Their hospitality was overwhelming. The indigenous people welcomed us into their community like new found family members. The whole village came out to greet us with handshakes, bouquets of flowers, and then we sat with them to enjoy a hot meal. Their simple lifestyle was mostly by choice, yet they were full of joy. I marveled at their resistance to move into the millennium.
These communities were far from perfect. Women were still in the shadows, waiting for the men to finish so they could eat what was left; families were abandoned by the man of the house who migrated to the United States for a better life; and the same social issues that plagued our communities were also in Huehuetenango.

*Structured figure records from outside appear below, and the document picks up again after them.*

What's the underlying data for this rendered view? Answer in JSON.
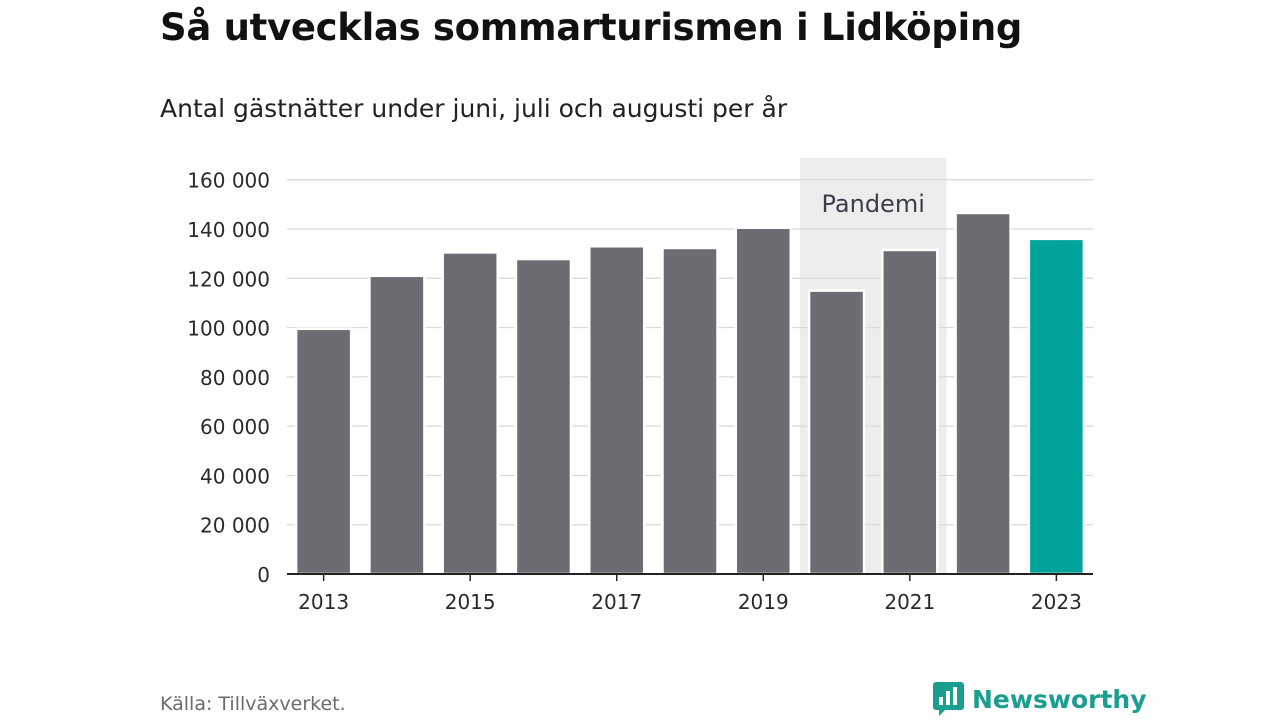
{
  "chart_data": {
    "type": "bar",
    "title": "Så utvecklas sommarturismen i Lidköping",
    "subtitle": "Antal gästnätter under juni, juli och augusti per år",
    "categories": [
      "2013",
      "2014",
      "2015",
      "2016",
      "2017",
      "2018",
      "2019",
      "2020",
      "2021",
      "2022",
      "2023"
    ],
    "values": [
      99500,
      121000,
      130500,
      127800,
      133000,
      132300,
      140500,
      115000,
      131500,
      146500,
      136000
    ],
    "x_tick_labels": [
      "2013",
      "2015",
      "2017",
      "2019",
      "2021",
      "2023"
    ],
    "y_ticks": [
      0,
      20000,
      40000,
      60000,
      80000,
      100000,
      120000,
      140000,
      160000
    ],
    "y_tick_labels": [
      "0",
      "20 000",
      "40 000",
      "60 000",
      "80 000",
      "100 000",
      "120 000",
      "140 000",
      "160 000"
    ],
    "ylim": [
      0,
      168000
    ],
    "grid": true,
    "bar_color": "#6d6c72",
    "highlight": {
      "category": "2023",
      "color": "#00a39a"
    },
    "annotation": {
      "label": "Pandemi",
      "from": "2020",
      "to": "2021",
      "color": "#ededed"
    }
  },
  "footer": {
    "source": "Källa: Tillväxverket.",
    "brand": "Newsworthy",
    "brand_icon": "bar-chart-speech-bubble-icon",
    "brand_color": "#1a9e8f"
  }
}
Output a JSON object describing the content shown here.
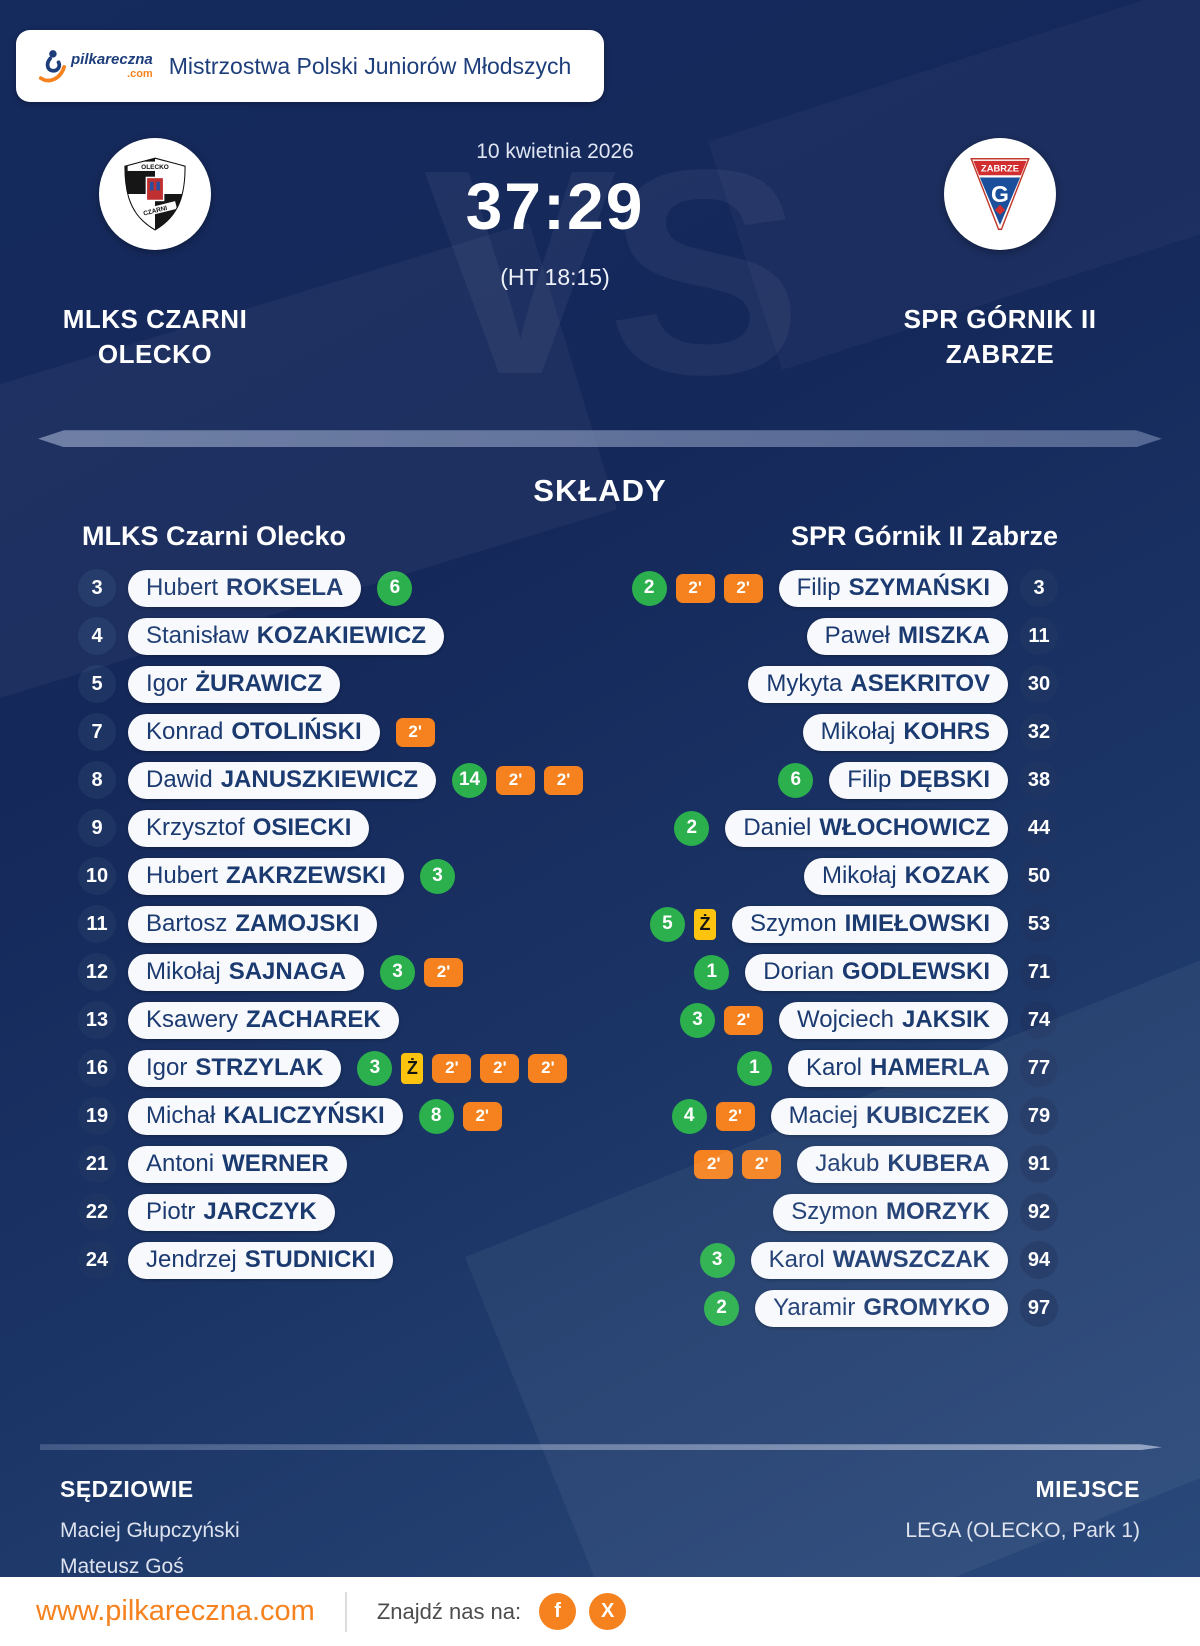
{
  "header": {
    "logo_main": "pilkareczna",
    "logo_com": ".com",
    "title": "Mistrzostwa Polski Juniorów Młodszych"
  },
  "match": {
    "date": "10 kwietnia 2026",
    "score": "37:29",
    "halftime": "(HT 18:15)",
    "vs_watermark": "VS"
  },
  "teams": {
    "home": {
      "line1": "MLKS CZARNI",
      "line2": "OLECKO",
      "crest": {
        "top": "OLECKO",
        "middle": "CZARNI"
      }
    },
    "away": {
      "line1": "SPR GÓRNIK II",
      "line2": "ZABRZE",
      "crest": {
        "band": "ZABRZE",
        "letter": "G"
      }
    }
  },
  "lineups": {
    "section_title": "SKŁADY",
    "home_header": "MLKS Czarni Olecko",
    "away_header": "SPR Górnik II Zabrze",
    "home_players": [
      {
        "number": "3",
        "first": "Hubert",
        "last": "ROKSELA",
        "badges": [
          {
            "type": "goals",
            "label": "6"
          }
        ]
      },
      {
        "number": "4",
        "first": "Stanisław",
        "last": "KOZAKIEWICZ",
        "badges": []
      },
      {
        "number": "5",
        "first": "Igor",
        "last": "ŻURAWICZ",
        "badges": []
      },
      {
        "number": "7",
        "first": "Konrad",
        "last": "OTOLIŃSKI",
        "badges": [
          {
            "type": "suspension",
            "label": "2'"
          }
        ]
      },
      {
        "number": "8",
        "first": "Dawid",
        "last": "JANUSZKIEWICZ",
        "badges": [
          {
            "type": "goals",
            "label": "14"
          },
          {
            "type": "suspension",
            "label": "2'"
          },
          {
            "type": "suspension",
            "label": "2'"
          }
        ]
      },
      {
        "number": "9",
        "first": "Krzysztof",
        "last": "OSIECKI",
        "badges": []
      },
      {
        "number": "10",
        "first": "Hubert",
        "last": "ZAKRZEWSKI",
        "badges": [
          {
            "type": "goals",
            "label": "3"
          }
        ]
      },
      {
        "number": "11",
        "first": "Bartosz",
        "last": "ZAMOJSKI",
        "badges": []
      },
      {
        "number": "12",
        "first": "Mikołaj",
        "last": "SAJNAGA",
        "badges": [
          {
            "type": "goals",
            "label": "3"
          },
          {
            "type": "suspension",
            "label": "2'"
          }
        ]
      },
      {
        "number": "13",
        "first": "Ksawery",
        "last": "ZACHAREK",
        "badges": []
      },
      {
        "number": "16",
        "first": "Igor",
        "last": "STRZYLAK",
        "badges": [
          {
            "type": "goals",
            "label": "3"
          },
          {
            "type": "yellow-card",
            "label": "Ż"
          },
          {
            "type": "suspension",
            "label": "2'"
          },
          {
            "type": "suspension",
            "label": "2'"
          },
          {
            "type": "suspension",
            "label": "2'"
          }
        ]
      },
      {
        "number": "19",
        "first": "Michał",
        "last": "KALICZYŃSKI",
        "badges": [
          {
            "type": "goals",
            "label": "8"
          },
          {
            "type": "suspension",
            "label": "2'"
          }
        ]
      },
      {
        "number": "21",
        "first": "Antoni",
        "last": "WERNER",
        "badges": []
      },
      {
        "number": "22",
        "first": "Piotr",
        "last": "JARCZYK",
        "badges": []
      },
      {
        "number": "24",
        "first": "Jendrzej",
        "last": "STUDNICKI",
        "badges": []
      }
    ],
    "away_players": [
      {
        "number": "3",
        "first": "Filip",
        "last": "SZYMAŃSKI",
        "badges": [
          {
            "type": "goals",
            "label": "2"
          },
          {
            "type": "suspension",
            "label": "2'"
          },
          {
            "type": "suspension",
            "label": "2'"
          }
        ]
      },
      {
        "number": "11",
        "first": "Paweł",
        "last": "MISZKA",
        "badges": []
      },
      {
        "number": "30",
        "first": "Mykyta",
        "last": "ASEKRITOV",
        "badges": []
      },
      {
        "number": "32",
        "first": "Mikołaj",
        "last": "KOHRS",
        "badges": []
      },
      {
        "number": "38",
        "first": "Filip",
        "last": "DĘBSKI",
        "badges": [
          {
            "type": "goals",
            "label": "6"
          }
        ]
      },
      {
        "number": "44",
        "first": "Daniel",
        "last": "WŁOCHOWICZ",
        "badges": [
          {
            "type": "goals",
            "label": "2"
          }
        ]
      },
      {
        "number": "50",
        "first": "Mikołaj",
        "last": "KOZAK",
        "badges": []
      },
      {
        "number": "53",
        "first": "Szymon",
        "last": "IMIEŁOWSKI",
        "badges": [
          {
            "type": "goals",
            "label": "5"
          },
          {
            "type": "yellow-card",
            "label": "Ż"
          }
        ]
      },
      {
        "number": "71",
        "first": "Dorian",
        "last": "GODLEWSKI",
        "badges": [
          {
            "type": "goals",
            "label": "1"
          }
        ]
      },
      {
        "number": "74",
        "first": "Wojciech",
        "last": "JAKSIK",
        "badges": [
          {
            "type": "goals",
            "label": "3"
          },
          {
            "type": "suspension",
            "label": "2'"
          }
        ]
      },
      {
        "number": "77",
        "first": "Karol",
        "last": "HAMERLA",
        "badges": [
          {
            "type": "goals",
            "label": "1"
          }
        ]
      },
      {
        "number": "79",
        "first": "Maciej",
        "last": "KUBICZEK",
        "badges": [
          {
            "type": "goals",
            "label": "4"
          },
          {
            "type": "suspension",
            "label": "2'"
          }
        ]
      },
      {
        "number": "91",
        "first": "Jakub",
        "last": "KUBERA",
        "badges": [
          {
            "type": "suspension",
            "label": "2'"
          },
          {
            "type": "suspension",
            "label": "2'"
          }
        ]
      },
      {
        "number": "92",
        "first": "Szymon",
        "last": "MORZYK",
        "badges": []
      },
      {
        "number": "94",
        "first": "Karol",
        "last": "WAWSZCZAK",
        "badges": [
          {
            "type": "goals",
            "label": "3"
          }
        ]
      },
      {
        "number": "97",
        "first": "Yaramir",
        "last": "GROMYKO",
        "badges": [
          {
            "type": "goals",
            "label": "2"
          }
        ]
      }
    ]
  },
  "meta": {
    "referees_label": "SĘDZIOWIE",
    "referees": [
      "Maciej Głupczyński",
      "Mateusz Goś"
    ],
    "venue_label": "MIEJSCE",
    "venue": "LEGA (OLECKO, Park 1)"
  },
  "footer": {
    "website": "www.pilkareczna.com",
    "social_label": "Znajdź nas na:",
    "social": [
      {
        "name": "facebook",
        "glyph": "f"
      },
      {
        "name": "x",
        "glyph": "X"
      }
    ]
  },
  "colors": {
    "goal_green": "#2BB04D",
    "suspension_orange": "#F5821F",
    "yellow_card": "#FCC30F",
    "brand_orange": "#F5821F",
    "navy_text": "#1C3A70",
    "background_navy": "#15285A"
  }
}
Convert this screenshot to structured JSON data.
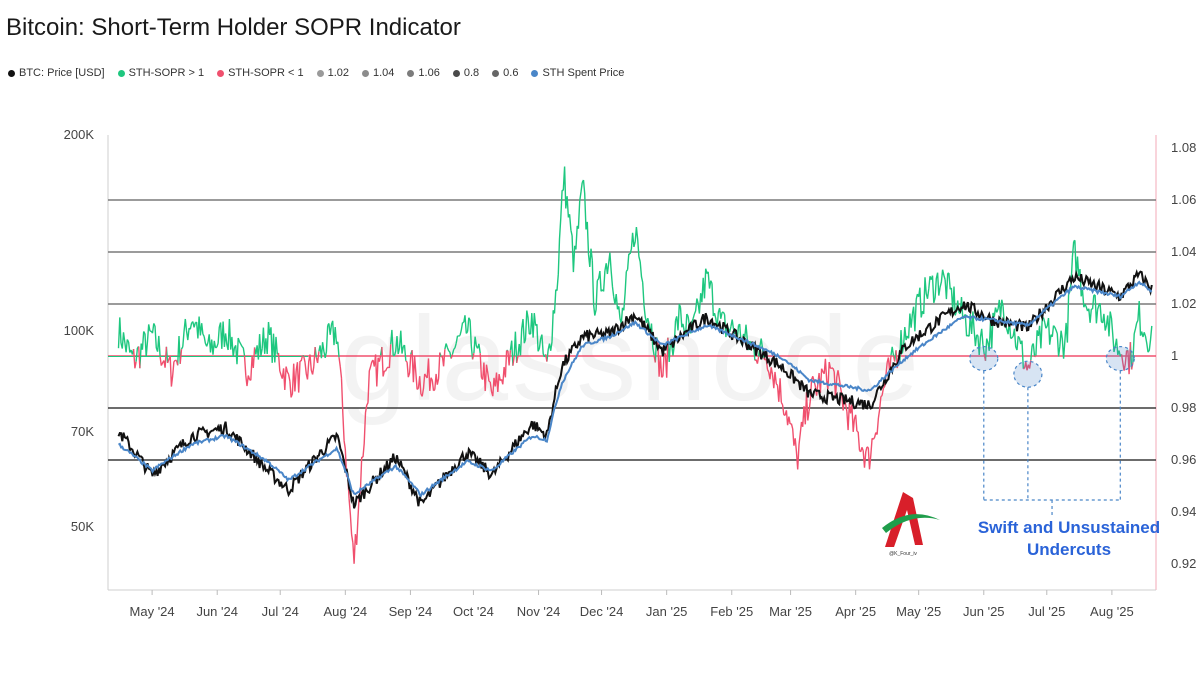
{
  "chart_data": {
    "type": "line",
    "title": "Bitcoin: Short-Term Holder SOPR Indicator",
    "legend": [
      {
        "label": "BTC: Price [USD]",
        "color": "#111111"
      },
      {
        "label": "STH-SOPR > 1",
        "color": "#1ec77f"
      },
      {
        "label": "STH-SOPR < 1",
        "color": "#f0506e"
      },
      {
        "label": "1.02",
        "color": "#9a9a9a"
      },
      {
        "label": "1.04",
        "color": "#8c8c8c"
      },
      {
        "label": "1.06",
        "color": "#7c7c7c"
      },
      {
        "label": "0.8",
        "color": "#4a4a4a"
      },
      {
        "label": "0.6",
        "color": "#666666"
      },
      {
        "label": "STH Spent Price",
        "color": "#4a86c8"
      }
    ],
    "x_ticks": [
      "May '24",
      "Jun '24",
      "Jul '24",
      "Aug '24",
      "Sep '24",
      "Oct '24",
      "Nov '24",
      "Dec '24",
      "Jan '25",
      "Feb '25",
      "Mar '25",
      "Apr '25",
      "May '25",
      "Jun '25",
      "Jul '25",
      "Aug '25"
    ],
    "y_left": {
      "scale": "log",
      "ticks": [
        {
          "value": 50000,
          "label": "50K"
        },
        {
          "value": 70000,
          "label": "70K"
        },
        {
          "value": 100000,
          "label": "100K"
        },
        {
          "value": 200000,
          "label": "200K"
        }
      ],
      "range": [
        40000,
        200000
      ]
    },
    "y_right": {
      "ticks": [
        "0.92",
        "0.94",
        "0.96",
        "0.98",
        "1",
        "1.02",
        "1.04",
        "1.06",
        "1.08"
      ],
      "range": [
        0.91,
        1.085
      ]
    },
    "reference_lines": [
      0.96,
      0.98,
      1.0,
      1.02,
      1.04,
      1.06
    ],
    "price_series": {
      "name": "BTC: Price [USD]",
      "x": [
        "2024-04-15",
        "2024-05-01",
        "2024-05-20",
        "2024-06-05",
        "2024-06-25",
        "2024-07-05",
        "2024-07-28",
        "2024-08-05",
        "2024-08-25",
        "2024-09-06",
        "2024-09-28",
        "2024-10-10",
        "2024-10-29",
        "2024-11-05",
        "2024-11-12",
        "2024-11-22",
        "2024-12-05",
        "2024-12-17",
        "2024-12-30",
        "2025-01-20",
        "2025-02-03",
        "2025-02-25",
        "2025-03-10",
        "2025-04-08",
        "2025-04-25",
        "2025-05-22",
        "2025-06-05",
        "2025-06-22",
        "2025-07-14",
        "2025-08-05",
        "2025-08-14",
        "2025-08-20"
      ],
      "values": [
        70000,
        60000,
        69000,
        71000,
        61000,
        57000,
        69000,
        54000,
        64000,
        54000,
        65000,
        60000,
        72000,
        69000,
        88000,
        98000,
        99000,
        106000,
        93000,
        105000,
        98000,
        88000,
        80000,
        77000,
        95000,
        110000,
        104000,
        101000,
        121000,
        113000,
        122000,
        116000
      ]
    },
    "spent_price_series": {
      "name": "STH Spent Price",
      "x": [
        "2024-04-15",
        "2024-05-01",
        "2024-05-20",
        "2024-06-05",
        "2024-06-25",
        "2024-07-05",
        "2024-07-28",
        "2024-08-05",
        "2024-08-25",
        "2024-09-06",
        "2024-09-28",
        "2024-10-10",
        "2024-10-29",
        "2024-11-05",
        "2024-11-12",
        "2024-11-22",
        "2024-12-05",
        "2024-12-17",
        "2024-12-30",
        "2025-01-20",
        "2025-02-03",
        "2025-02-25",
        "2025-03-10",
        "2025-04-08",
        "2025-04-25",
        "2025-05-22",
        "2025-06-05",
        "2025-06-22",
        "2025-07-14",
        "2025-08-05",
        "2025-08-14",
        "2025-08-20"
      ],
      "values": [
        67000,
        61000,
        67000,
        69000,
        63000,
        59000,
        66000,
        56000,
        62000,
        56000,
        63000,
        61000,
        69000,
        68000,
        83000,
        95000,
        98000,
        103000,
        95000,
        102000,
        98000,
        91000,
        84000,
        81000,
        91000,
        105000,
        104000,
        102000,
        117000,
        113000,
        119000,
        115000
      ]
    },
    "sopr_series": {
      "name": "STH-SOPR",
      "x": [
        "2024-04-15",
        "2024-04-22",
        "2024-05-01",
        "2024-05-10",
        "2024-05-20",
        "2024-05-28",
        "2024-06-05",
        "2024-06-15",
        "2024-06-25",
        "2024-07-05",
        "2024-07-15",
        "2024-07-28",
        "2024-08-05",
        "2024-08-12",
        "2024-08-25",
        "2024-09-06",
        "2024-09-16",
        "2024-09-28",
        "2024-10-10",
        "2024-10-20",
        "2024-10-29",
        "2024-11-05",
        "2024-11-10",
        "2024-11-13",
        "2024-11-18",
        "2024-11-22",
        "2024-11-28",
        "2024-12-05",
        "2024-12-10",
        "2024-12-17",
        "2024-12-22",
        "2024-12-30",
        "2025-01-07",
        "2025-01-13",
        "2025-01-20",
        "2025-01-27",
        "2025-02-03",
        "2025-02-10",
        "2025-02-18",
        "2025-02-27",
        "2025-03-04",
        "2025-03-10",
        "2025-03-20",
        "2025-03-30",
        "2025-04-07",
        "2025-04-15",
        "2025-04-25",
        "2025-05-05",
        "2025-05-12",
        "2025-05-22",
        "2025-06-02",
        "2025-06-10",
        "2025-06-22",
        "2025-06-30",
        "2025-07-10",
        "2025-07-14",
        "2025-07-20",
        "2025-07-28",
        "2025-08-03",
        "2025-08-10",
        "2025-08-14",
        "2025-08-20"
      ],
      "values": [
        1.01,
        0.998,
        1.008,
        0.994,
        1.015,
        1.002,
        1.01,
        0.995,
        1.008,
        0.99,
        0.995,
        1.01,
        0.92,
        0.99,
        1.006,
        0.99,
        0.996,
        1.01,
        0.985,
        1.002,
        1.015,
        0.995,
        1.03,
        1.07,
        1.035,
        1.065,
        1.02,
        1.04,
        1.01,
        1.05,
        1.02,
        0.993,
        1.015,
        1.008,
        1.03,
        1.012,
        1.01,
        1.004,
        1.0,
        0.98,
        0.96,
        0.985,
        0.995,
        0.975,
        0.96,
        0.99,
        1.01,
        1.025,
        1.03,
        1.015,
        1.004,
        1.02,
        0.995,
        1.01,
        1.005,
        1.04,
        1.02,
        1.018,
        1.004,
        0.999,
        1.015,
        1.005
      ]
    },
    "annotations": [
      {
        "text": "Swift and Unsustained Undercuts",
        "dates": [
          "2025-06-01",
          "2025-06-22",
          "2025-08-05"
        ]
      }
    ],
    "logo_text": "@K_Four_iv",
    "watermark": "glassnode"
  }
}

When the meal was done, we met with the male leaders to listen to their needs. In my mind, I had anticipated their requests. Surely they would want indoor plumbing; an addition to existing housing would probably be another request, along with a few furniture pieces. As it was, several people lived together in a small space with floor mats as beds. Instead of the children’s feet being covered in shoes, they were mostly covered in dirt, so I started to brainstorm internally on a clothing drive.
They asked for none of these things. The help they sought was to improve the existing school building for the children and to have a decent medical center for the community. They did not want us to build these things; they just needed some funding, as they were quite capable and skilled to do it themselves.
On my way home, I reflected on why I was so out of touch about their needs. It was because my thought process was really about what I would need. We in the U.S. are so fortunate with our five dollar cups of coffee, hundred dollar sneakers, clean water, affordable housing, free education, a democratic society and the many other blessings that have been bestowed upon us.
Their needs were about the community, about the village, about what would serve everybody’s best interest. Some of us have lived in the same neighborhood for years but don’t even know the name of the person who lives next door for fear of them gettin’ in our bizness! We often think of ourselves first before what would serve the common good – what would serve the community; that is, of course, until something happens to disrupt our idyllic, privileged lifestyle.
I now strive to see outside of myself and limit my preconceived notions. Just because a community appears to have less than me doesn’t mean they are suffering or lacking. What I witnessed through their generosity was a resilient spirit that may have been bruised but it was not broken. When I watched the children playing, I saw happiness on their faces. When I broke bread with them, I didn’t feel like an outsider. They were thankful and happily shared what little they had. And they were full of joy.